Yesterday he was brought in to replace Esteban Ocon after Mercedes decided wanted an experienced driver to test new parts, it comes against the backdrop of speculation surrounding Nico Rosberg’s future with the team.
If they drop either Rosberg or Lewis Hamilton the young German looks to be the favourite to replace one of them. Wehrlein believes that following the test he has no doubts he would be ready.
He was asked by Motorsport.com if his test was like being in an audition he said “You always are, you cannot relax, step back, hope or be sure of what happens next year or the next years, so you always need to push. You always need to push yourself and make the best out of it.”
Wehrlein said the call was made late on Tuesday evening, and meant he had to return to the circuit for a seat fitting. Asked if he was told the reasons, he said: “I don’t really know. I think yesterday they couldn’t finish the test program and they wanted an experienced driver
More time before regulations changed – Haas
Gene Haas has told Autosport that his Haas team would have had two seasons before the regulations changed. The team is facing starting from scratch again like all teams as plans to dramatic change the cars are introduce.

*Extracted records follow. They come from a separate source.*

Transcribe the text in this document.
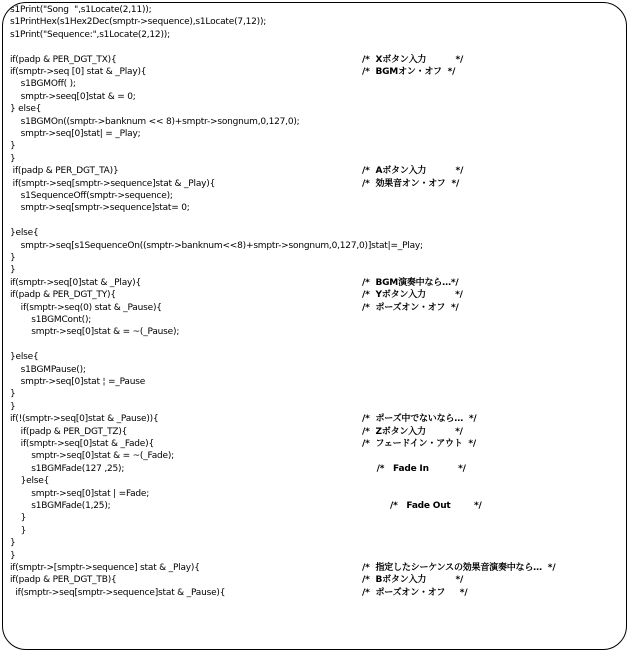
s1Print("Song  ",s1Locate(2,11));
s1PrintHex(s1Hex2Dec(smptr->sequence),s1Locate(7,12));
s1Print("Sequence:",s1Locate(2,12));
if(padp & PER_DGT_TX){	/*  Xボタン入力          */
if(smptr->seq [0] stat & _Play){	/*  BGMオン・オフ  */
s1BGMOff( );
smptr->seeq[0]stat & = 0;
} else{
s1BGMOn((smptr->banknum << 8)+smptr->songnum,0,127,0);
smptr->seq[0]stat| = _Play;
}
}
if(padp & PER_DGT_TA)}	/*  Aボタン入力          */
if(smptr->seq[smptr->sequence]stat & _Play){	/*  効果音オン・オフ  */
s1SequenceOff(smptr->sequence);
smptr->seq[smptr->sequence]stat= 0;
}else{
smptr->seq[s1SequenceOn((smptr->banknum<<8)+smptr->songnum,0,127,0)]stat|=_Play;
}
}
if(smptr->seq[0]stat & _Play){	/*  BGM演奏中なら…*/
if(padp & PER_DGT_TY){	/*  Yボタン入力          */
if(smptr->seq(0) stat & _Pause){	/*  ポーズオン・オフ  */
s1BGMCont();
smptr->seq[0]stat & = ~(_Pause);
}else{
s1BGMPause();
smptr->seq[0]stat ¦ =_Pause
}
}
if(!(smptr->seq[0]stat & _Pause)){	/*  ポーズ中でないなら…  */
if(padp & PER_DGT_TZ){	/*  Zボタン入力          */
if(smptr->seq[0]stat & _Fade){	/*  フェードイン・アウト  */
smptr->seq[0]stat & = ~(_Fade);
s1BGMFade(127 ,25);	/*   Fade In          */
}else{
smptr->seq[0]stat | =Fade;
s1BGMFade(1,25);	/*   Fade Out        */
}
}
}
}
if(smptr->[smptr->sequence] stat & _Play){	/*  指定したシーケンスの効果音演奏中なら…  */
if(padp & PER_DGT_TB){	/*  Bボタン入力          */
if(smptr->seq[smptr->sequence]stat & _Pause){	/*  ポーズオン・オフ     */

The American team technical partnership with Ferrari and the team owner admitted that without it the rule change would have been incredibly daunting. Speaking to the Magazine Haas said “I certainly would have liked to have another year with the current package but unfortunately they do not subscribe to our timeline.”
He Added “Another one or two years with what we have would have been a lot easier. But the Ferrari technical aspect of it will make that attainable for us to do that. Without it, we would have been lost.” The second season in the sport tends to be the more difficult for new teams.
Haas face the challenge of development of two cars at the same times like every team but it’s harder without the experience of being in the sport. Haas says “you cannot simply look at someone else’s car and say ‘I am going to build a car like that’, you have got to understand how these cars work.”
“Even a minor variation, moving an aero part around a half-inch.”